欲の滲む眼差しで私に触れる景吾の髪を撫でたくて、でも手が持ち上がらない。疼く身体の熱をどうにかしたいのに、動けない。
キスをねだるように遠慮がちに舌を伸ばすと、景ちゃんは私の指に指を絡めながら、溶けてしまいそうになる口づけをくれた。
「ん、ぁ…………っん、」
キスが怖いものという認識から、気持ち良いものという認識へと塗り替えられていく。
くたり、と四肢から力が抜けた私の上で、景ちゃんは喉を鳴らした。
「けい、ちゃん…………おとこのひと、みらい…………」
舌が回らない。なのに、嫌じゃない。
僅かに乱れた呼吸を整える景吾が、男の人、に見えた。
「……一応俺は、男だからな」
景ちゃんは小さく笑って、いつもの触れるだけのキスに切り替えた。
「ふ、…………」
もうそれさえも心地良くて、何も考えられなくなった。

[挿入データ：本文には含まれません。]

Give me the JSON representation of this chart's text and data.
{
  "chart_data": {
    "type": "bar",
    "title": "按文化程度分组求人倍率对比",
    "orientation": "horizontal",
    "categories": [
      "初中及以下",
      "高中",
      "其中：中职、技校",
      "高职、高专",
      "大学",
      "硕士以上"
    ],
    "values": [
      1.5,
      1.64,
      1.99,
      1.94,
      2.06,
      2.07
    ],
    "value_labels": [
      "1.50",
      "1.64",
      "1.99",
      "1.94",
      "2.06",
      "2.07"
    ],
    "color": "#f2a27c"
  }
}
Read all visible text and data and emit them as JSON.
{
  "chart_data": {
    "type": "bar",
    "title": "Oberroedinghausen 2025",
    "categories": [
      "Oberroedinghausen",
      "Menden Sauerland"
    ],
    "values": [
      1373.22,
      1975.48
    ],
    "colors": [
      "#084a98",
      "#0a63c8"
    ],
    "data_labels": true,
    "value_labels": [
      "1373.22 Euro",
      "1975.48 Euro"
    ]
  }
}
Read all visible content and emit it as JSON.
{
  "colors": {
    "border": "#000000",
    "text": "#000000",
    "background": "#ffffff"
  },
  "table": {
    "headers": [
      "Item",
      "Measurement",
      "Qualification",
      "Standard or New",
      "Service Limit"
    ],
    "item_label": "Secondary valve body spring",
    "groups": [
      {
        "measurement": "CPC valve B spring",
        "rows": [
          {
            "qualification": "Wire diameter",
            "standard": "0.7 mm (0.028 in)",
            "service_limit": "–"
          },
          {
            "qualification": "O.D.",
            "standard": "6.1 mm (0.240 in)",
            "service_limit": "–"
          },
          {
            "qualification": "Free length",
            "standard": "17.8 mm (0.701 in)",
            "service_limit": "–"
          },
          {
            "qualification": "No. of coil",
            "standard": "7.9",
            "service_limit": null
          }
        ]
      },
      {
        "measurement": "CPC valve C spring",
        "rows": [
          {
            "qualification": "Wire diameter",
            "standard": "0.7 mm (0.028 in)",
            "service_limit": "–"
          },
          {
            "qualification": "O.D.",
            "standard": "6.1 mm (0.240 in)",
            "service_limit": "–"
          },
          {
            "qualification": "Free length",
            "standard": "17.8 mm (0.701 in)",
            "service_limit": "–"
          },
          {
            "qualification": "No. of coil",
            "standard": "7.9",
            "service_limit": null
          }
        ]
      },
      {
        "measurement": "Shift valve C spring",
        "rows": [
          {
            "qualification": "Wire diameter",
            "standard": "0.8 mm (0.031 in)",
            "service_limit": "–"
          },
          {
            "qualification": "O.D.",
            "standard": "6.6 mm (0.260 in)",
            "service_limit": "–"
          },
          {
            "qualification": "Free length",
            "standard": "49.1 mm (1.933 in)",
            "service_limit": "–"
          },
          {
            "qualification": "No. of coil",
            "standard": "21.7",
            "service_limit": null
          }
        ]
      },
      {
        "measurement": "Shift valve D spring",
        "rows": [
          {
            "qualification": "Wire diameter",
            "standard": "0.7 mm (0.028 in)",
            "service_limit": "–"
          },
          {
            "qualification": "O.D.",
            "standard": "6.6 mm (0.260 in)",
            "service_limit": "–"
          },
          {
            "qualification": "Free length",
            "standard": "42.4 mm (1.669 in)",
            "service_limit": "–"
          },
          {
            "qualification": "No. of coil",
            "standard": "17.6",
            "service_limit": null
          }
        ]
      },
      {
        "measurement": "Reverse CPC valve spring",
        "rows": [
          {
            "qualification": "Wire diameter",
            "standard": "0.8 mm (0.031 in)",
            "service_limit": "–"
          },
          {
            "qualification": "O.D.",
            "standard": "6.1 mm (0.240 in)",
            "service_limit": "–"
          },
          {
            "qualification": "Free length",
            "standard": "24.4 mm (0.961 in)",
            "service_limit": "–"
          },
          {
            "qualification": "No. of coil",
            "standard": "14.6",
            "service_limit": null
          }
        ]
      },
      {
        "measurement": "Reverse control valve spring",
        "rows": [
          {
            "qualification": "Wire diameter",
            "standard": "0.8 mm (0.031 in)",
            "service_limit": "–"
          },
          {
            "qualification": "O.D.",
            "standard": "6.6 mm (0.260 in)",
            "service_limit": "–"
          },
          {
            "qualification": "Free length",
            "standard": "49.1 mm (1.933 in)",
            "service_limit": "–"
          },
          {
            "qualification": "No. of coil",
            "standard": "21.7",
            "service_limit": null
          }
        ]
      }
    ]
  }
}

景ちゃんからのキスは、禁断の果実のように私を甘く誘う。
今していることがいけないことなのかどうかなんて、頭から消えていた。気持ちが良くて、ふわふわとした眠気が襲ってくる。
「けい、ちゃ…………」
「…………好きだ、希々…………」
「ぁ…………」
心地良さに包まれた私は、いつとも知れず眠りに落ちていた。